Chairman Mary L. Schapiro

U.S. Securities and Exchange Commission

Washington, D.C.
July 15, 2009

Good Morning. This is an open meeting of the U.S. Securities and Exchange Commission on July 15, 2009. Today, we are considering a recommendation from the Division of Trading and Markets that the Commission propose rules to improve the availability of timely and important information to municipal securities investors and other market participants.

Since becoming Chairman of the SEC, I have focused on the disparity between the level of information available to investors in municipal securities versus information available to investors in corporate securities. This disparity is all the more concerning because of the significant retail participation in the municipal securities markets. At the end of 2008, individual investors held approximately 36 percent of outstanding municipal securities directly and up to another 36 percent indirectly through mutual funds and closed end funds.

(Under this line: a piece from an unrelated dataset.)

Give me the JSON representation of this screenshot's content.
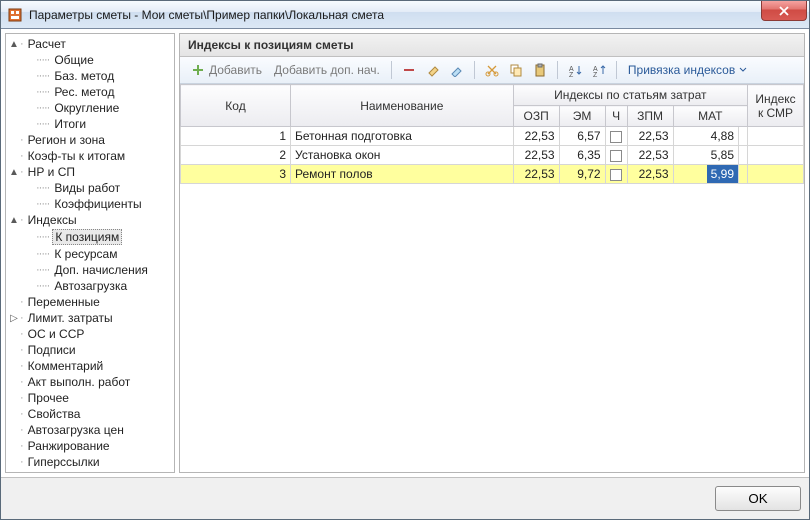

Today, the Commission is considering amendments to enhance and expand the applicability of rule 15c2-12 under the Securities Exchange Act of 1934. This rule is designed to foster transparency in the municipal securities market. The rule generally prohibits brokers, dealers and municipal securities dealers from purchasing or selling certain municipal securities unless they reasonably have determined that certain key information about these securities will be available to investors — on an ongoing basis. Such information is available through the MSRB's new on-line EMMA disclosure system. These ongoing disclosures about municipal securities are intended to enable investors to better monitor their investments, avoid manipulation and detect potential frauds.

Today's proposals would expand the reach of rule 15c2-12 to include a type of municipal security known as variable rate demand obligations. In 2008 these instruments accounted for approximately 38% of the trading volume for all municipal securities.

In addition, the proposals would expand the categories of events disclosed about municipal securities to include, for example, the bankruptcy or insolvency of an entity obligated to make payment pursuant to the terms of the securities. The proposals also would clarify that certain events, when they occur, are so important to investors and the markets that information about them should always be made available to investors, regardless of whether the municipal issuer deems them to be "material." These events include ratings changes and delinquencies in payment of principal or interest, among others. In addition, the proposals would establish a timeliness standard of no more than 10 business days for disclosure of certain material events related to municipal securities.

In sum, the proposals we are considering today would help investors make more knowledgeable investment decisions about municipal securities, while at the same time enabling broker-dealers to satisfy their obligations.

These proposals represent an important Commission effort to do what we can, within our statutory authority, to address the disclosure disparity that exists for municipal securities. However, more needs to be done to put disclosure about municipal securities on par with disclosure about corporates. As a result, I also plan on working with Congress to request enhanced SEC authority with respect to municipal securities disclosure so that investors in munis have timely access to the full complement of information they deserve to know about their municipal securities investments.

For now, I'll turn the meeting over to Jamie Brigagliano of the Division of Trading and Markets, to hear more about the Division's recommendation. Before I do that, I would like to thank our staff who have collectively prepared this recommendation before us today: Jamie Brigagliano, David Shillman, Martha Haines, Nancy Sanow, Mary Simpkins, David Michehl, Rahman Harrison, Cyndi Rodriguez and Steven Varholik from the Division of Trading and Markets; Chuck Dale and Ayla Kayhan from the Office of Economic Analysis; and Meridith Mitchell, Jeff Singdahlsen, Janice Mitnick and Raymond Lombardo from the Office of the General Counsel.